Bei der Entwicklung des POWERgrass-Hybridrasensystems mussten wir uns mit allen anderen existierenden Hybridrasensystemen vergleichen, weil diese patentiert waren, aber auch, weil wir ein innovatives System entwickeln wollten, das ideal für Profis, aber für jedermann zugänglich ist. Auf unserer Reise haben wir die Vorzüge, aber auch alle Grenzen bestehender Systeme verstanden, was wie immer der Ausgangspunkt für die Vertiefung unserer Forschung war.

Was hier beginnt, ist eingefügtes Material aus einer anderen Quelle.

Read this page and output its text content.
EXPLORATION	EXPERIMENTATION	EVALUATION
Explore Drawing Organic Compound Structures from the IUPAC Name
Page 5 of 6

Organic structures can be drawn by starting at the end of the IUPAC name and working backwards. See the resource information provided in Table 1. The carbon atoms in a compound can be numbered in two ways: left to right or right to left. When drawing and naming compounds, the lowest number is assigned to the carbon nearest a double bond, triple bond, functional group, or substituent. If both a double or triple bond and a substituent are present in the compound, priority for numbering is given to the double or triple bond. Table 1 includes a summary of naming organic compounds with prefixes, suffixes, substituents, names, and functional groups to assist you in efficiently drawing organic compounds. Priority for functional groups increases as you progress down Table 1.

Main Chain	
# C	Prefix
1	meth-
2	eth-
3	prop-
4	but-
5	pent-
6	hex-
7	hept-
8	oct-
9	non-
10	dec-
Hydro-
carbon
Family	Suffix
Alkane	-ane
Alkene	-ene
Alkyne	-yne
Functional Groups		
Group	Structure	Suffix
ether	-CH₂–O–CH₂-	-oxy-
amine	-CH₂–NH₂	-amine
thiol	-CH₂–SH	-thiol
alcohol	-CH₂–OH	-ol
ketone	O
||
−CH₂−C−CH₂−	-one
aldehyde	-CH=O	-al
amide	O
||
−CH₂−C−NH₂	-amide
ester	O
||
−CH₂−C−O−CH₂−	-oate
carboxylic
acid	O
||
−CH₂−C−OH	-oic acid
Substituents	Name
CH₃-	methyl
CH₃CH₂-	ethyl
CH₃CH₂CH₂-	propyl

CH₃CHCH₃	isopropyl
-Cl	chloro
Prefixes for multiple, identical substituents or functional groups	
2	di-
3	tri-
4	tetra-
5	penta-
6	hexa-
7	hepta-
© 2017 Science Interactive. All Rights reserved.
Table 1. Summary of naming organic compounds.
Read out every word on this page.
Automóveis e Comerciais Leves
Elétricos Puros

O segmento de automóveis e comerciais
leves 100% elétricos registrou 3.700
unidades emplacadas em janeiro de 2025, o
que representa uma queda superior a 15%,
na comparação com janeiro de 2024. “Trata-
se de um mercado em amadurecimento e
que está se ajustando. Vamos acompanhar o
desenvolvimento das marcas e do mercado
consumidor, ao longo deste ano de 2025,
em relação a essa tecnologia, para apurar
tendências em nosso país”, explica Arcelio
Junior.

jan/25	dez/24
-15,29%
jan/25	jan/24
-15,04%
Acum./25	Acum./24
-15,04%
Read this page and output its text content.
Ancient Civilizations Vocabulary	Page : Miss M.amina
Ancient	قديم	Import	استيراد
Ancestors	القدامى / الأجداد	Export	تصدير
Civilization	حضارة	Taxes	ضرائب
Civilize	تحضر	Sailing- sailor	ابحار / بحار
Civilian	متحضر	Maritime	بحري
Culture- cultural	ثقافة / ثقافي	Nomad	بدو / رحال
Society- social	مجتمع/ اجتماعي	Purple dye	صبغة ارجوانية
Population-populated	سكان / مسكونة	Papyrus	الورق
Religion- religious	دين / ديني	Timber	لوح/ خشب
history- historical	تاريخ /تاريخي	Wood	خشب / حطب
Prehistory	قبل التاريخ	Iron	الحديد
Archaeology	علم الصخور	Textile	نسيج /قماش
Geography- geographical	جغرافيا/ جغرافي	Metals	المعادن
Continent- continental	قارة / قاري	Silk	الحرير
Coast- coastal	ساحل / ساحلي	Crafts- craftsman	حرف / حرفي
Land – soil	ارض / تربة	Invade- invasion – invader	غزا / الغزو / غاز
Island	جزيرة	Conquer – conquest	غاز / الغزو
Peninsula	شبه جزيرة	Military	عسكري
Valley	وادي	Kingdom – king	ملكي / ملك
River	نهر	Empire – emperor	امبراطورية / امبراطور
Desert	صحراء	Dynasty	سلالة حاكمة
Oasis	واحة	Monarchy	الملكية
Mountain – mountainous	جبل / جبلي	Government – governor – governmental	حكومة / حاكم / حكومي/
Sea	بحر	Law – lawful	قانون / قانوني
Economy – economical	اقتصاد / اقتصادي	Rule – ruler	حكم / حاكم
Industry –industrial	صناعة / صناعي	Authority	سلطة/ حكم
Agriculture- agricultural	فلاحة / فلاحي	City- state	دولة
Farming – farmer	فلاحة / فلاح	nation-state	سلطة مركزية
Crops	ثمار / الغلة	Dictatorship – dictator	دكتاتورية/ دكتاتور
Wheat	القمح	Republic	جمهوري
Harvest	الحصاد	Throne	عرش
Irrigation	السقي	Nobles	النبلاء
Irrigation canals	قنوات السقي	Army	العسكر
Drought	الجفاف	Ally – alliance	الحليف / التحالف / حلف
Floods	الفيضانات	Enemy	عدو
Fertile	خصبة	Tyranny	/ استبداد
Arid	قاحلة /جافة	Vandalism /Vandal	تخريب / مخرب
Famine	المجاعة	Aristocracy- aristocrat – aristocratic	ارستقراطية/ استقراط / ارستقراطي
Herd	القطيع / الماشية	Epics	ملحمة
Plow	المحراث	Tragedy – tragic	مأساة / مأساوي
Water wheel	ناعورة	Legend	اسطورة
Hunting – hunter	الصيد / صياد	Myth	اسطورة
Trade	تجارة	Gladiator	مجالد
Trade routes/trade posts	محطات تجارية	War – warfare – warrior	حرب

Es sei daran erinnert, dass in Stadien sehr oft fast ausschließlich Flusssand als Pflanzsubstrat verwendet wird, um die Versickerungsgeschwindigkeit des Regenwassers zu erhöhen und das Risiko einer Spielunterbrechung bei starken Regenfällen zu minimieren. Allerdings neigt die Sandschicht aufgrund von Verstopfung und dem Kalkstein im Wasser und den Düngemitteln, die für die Pflege des Naturrasens verwendet werden, zum „Betonieren“. Das Eindringen von Wasser in ein USGA-konformes Sandsubstrat beträgt etwa 11 mm/min, was 660 mm/h entspricht. Sobald es jedoch ausgelegt, verdichtet und mit Rasen bedeckt ist, wird es von den Spielern weiter verdichtet. Auf diese Weise wird der Untergrund hart und seine Durchlässigkeit sinkt unter die gesetzlichen Grenzwerte von 360 mm/Stunde, weshalb es sehr oft auch zu einem oberflächlichen Wasserfluss kommt, der es unmöglich macht, in den Rasen und die erste Sandschicht einzudringen.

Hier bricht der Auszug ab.